Cet ailleurs c’est la Corse. Terre protectrice, salvatrice, évidemment maternelle. L’auteur n’est peut-être jamais aussi poétique que quand elle décrit l’île. Evocations dans lesquelles tous ceux qui ont un jour quitté leur île pourront se reconnaître. La Corse devient un refuge imaginaire, une « île intérieure », une « survie ». C’est là, dans le souvenir de l’odeur du maquis, qu’elle s’échappe lorsque tout bascule, et qu’elle trouve la force de partir, de quitter cet homme, ce père insondable. Et peut-être de s’engager.

Car ce roman est avant tout un engagement, un témoignage, une parole à travers laquelle s’élève la voix de toutes celles qui ne peuvent pas parler. 

Une voix que le lecteur reçoit parfois avec dureté, peut-être avec douleur, mais une voix nécessaire et courageuse. 
 

INTERVIEW

Pascale Renucci : Tout pouvait basculer pour un CD ou un stylo perdu..."
Vous avez dit, dans la lettre que vous avez envoyée à votre éditeur, que vous souhaitiez que ce livre serve à d’autres personnes.

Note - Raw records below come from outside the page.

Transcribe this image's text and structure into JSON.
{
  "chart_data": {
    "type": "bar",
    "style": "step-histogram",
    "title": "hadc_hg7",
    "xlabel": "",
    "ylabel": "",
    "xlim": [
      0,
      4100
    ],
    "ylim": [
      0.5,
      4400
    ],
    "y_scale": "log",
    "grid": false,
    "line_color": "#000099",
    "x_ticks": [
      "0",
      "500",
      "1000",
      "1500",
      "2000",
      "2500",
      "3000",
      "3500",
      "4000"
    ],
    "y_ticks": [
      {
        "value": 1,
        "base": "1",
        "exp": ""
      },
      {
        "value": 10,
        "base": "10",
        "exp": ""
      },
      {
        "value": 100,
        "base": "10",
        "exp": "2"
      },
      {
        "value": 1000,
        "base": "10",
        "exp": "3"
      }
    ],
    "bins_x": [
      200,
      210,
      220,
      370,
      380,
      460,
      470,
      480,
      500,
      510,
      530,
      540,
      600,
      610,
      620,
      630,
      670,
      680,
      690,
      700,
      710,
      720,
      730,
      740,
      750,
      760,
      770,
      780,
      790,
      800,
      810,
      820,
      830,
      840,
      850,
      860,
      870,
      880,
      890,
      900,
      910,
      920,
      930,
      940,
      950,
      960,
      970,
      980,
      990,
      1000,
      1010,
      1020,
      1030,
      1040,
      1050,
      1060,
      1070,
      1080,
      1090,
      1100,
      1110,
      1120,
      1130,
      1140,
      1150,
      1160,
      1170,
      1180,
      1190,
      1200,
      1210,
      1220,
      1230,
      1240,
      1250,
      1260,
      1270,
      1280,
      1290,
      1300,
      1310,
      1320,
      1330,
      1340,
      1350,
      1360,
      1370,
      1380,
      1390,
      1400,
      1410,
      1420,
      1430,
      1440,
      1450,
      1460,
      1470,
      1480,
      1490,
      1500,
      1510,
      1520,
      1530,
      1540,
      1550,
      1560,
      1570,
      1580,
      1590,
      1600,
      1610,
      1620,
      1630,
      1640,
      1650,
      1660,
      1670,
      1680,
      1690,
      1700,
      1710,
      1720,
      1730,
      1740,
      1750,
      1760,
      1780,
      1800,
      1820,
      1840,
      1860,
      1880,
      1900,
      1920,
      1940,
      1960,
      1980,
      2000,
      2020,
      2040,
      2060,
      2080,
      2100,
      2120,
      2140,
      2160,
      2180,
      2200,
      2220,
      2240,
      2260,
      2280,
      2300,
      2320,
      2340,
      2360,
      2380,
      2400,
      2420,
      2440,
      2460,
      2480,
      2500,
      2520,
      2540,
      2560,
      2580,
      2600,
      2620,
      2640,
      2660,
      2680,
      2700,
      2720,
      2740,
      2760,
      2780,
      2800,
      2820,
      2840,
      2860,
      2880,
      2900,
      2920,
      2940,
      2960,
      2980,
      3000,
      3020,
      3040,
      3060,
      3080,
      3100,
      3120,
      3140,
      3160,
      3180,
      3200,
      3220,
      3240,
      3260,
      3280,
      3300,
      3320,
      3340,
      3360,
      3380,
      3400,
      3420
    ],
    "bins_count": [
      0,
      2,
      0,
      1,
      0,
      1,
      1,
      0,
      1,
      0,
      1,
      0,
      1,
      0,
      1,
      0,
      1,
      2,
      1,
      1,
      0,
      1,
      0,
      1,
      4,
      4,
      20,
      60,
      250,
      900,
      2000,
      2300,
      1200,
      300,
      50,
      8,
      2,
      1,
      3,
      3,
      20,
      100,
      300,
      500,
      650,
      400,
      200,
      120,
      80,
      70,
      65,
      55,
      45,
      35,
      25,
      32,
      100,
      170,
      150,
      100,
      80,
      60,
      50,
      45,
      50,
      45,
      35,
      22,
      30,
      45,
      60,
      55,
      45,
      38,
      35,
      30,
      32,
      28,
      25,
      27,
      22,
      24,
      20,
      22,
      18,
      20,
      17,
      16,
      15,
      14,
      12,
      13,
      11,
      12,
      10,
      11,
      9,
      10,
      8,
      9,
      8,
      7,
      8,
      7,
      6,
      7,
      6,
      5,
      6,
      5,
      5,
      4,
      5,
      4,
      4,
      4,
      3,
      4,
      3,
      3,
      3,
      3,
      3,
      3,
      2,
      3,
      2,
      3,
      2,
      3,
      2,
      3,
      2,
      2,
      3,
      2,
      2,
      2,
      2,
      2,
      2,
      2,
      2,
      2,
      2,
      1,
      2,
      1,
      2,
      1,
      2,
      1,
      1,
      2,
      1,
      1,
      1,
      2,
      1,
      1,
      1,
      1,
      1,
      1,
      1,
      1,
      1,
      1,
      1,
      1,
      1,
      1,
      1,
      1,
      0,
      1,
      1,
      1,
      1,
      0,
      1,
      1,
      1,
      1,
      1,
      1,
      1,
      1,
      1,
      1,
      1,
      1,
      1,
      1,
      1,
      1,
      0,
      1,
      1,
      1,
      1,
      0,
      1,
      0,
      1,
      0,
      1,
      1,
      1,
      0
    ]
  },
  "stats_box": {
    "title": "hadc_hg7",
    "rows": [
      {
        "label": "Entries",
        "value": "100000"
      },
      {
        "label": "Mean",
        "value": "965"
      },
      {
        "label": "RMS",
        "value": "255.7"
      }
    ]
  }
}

Pensiez-vous à des personnes en particulier ?

Dans cette lettre, je disais, en effet, que j’avais d’abord écrit ce livre pour des hommes et des femmes qui étaient pris dans ce même mécanisme d’amour et de violence. Mais ce témoignage peut, bien sûr, être lu par d’autres. 

L’écriture autobiographique, parce qu’elle est analyse de soi, peut être libératrice voire thérapeutique. Cela   a-t-il été votre cas ?

Non, je ne dirais pas qu’elle a été thérapeutique. Mais elle a répondu à une nécessité, l’écriture a été vivifiante car j’ai, avec elle, un rapport sensoriel. Je ne voulais pas aller vers l’abstraction mais décrire, analyser la féminité et la maternité à partir d’une sensorialité.  

Comment s’est déroulée l’écriture du roman ? A-t-elle été rapide ? Certains passages ont-ils été plus difficiles à écrire que d’autres ? 

Je n’ai pas écrit le roman d’un seul trait mais plutôt par jets, par poussées successives. Certains passages ont, en effet, été plus difficiles à écrire et sont surtout très difficiles à relire. Il s’agit des scènes de violence, de la violence quotidienne où tout pouvait basculer pour un C.D. ou un stylo perdu. Ce sont des passages sans poésie mais qui reflètent la réalité.  

Dans le roman, les faits vous posent en victime, mais vous, en tant qu’auteur et narrateur, vous ne vous posez jamais comme tel. On a même l’impression parfois que les rôles s’inversent. Etait-il important de vous montrer ainsi ?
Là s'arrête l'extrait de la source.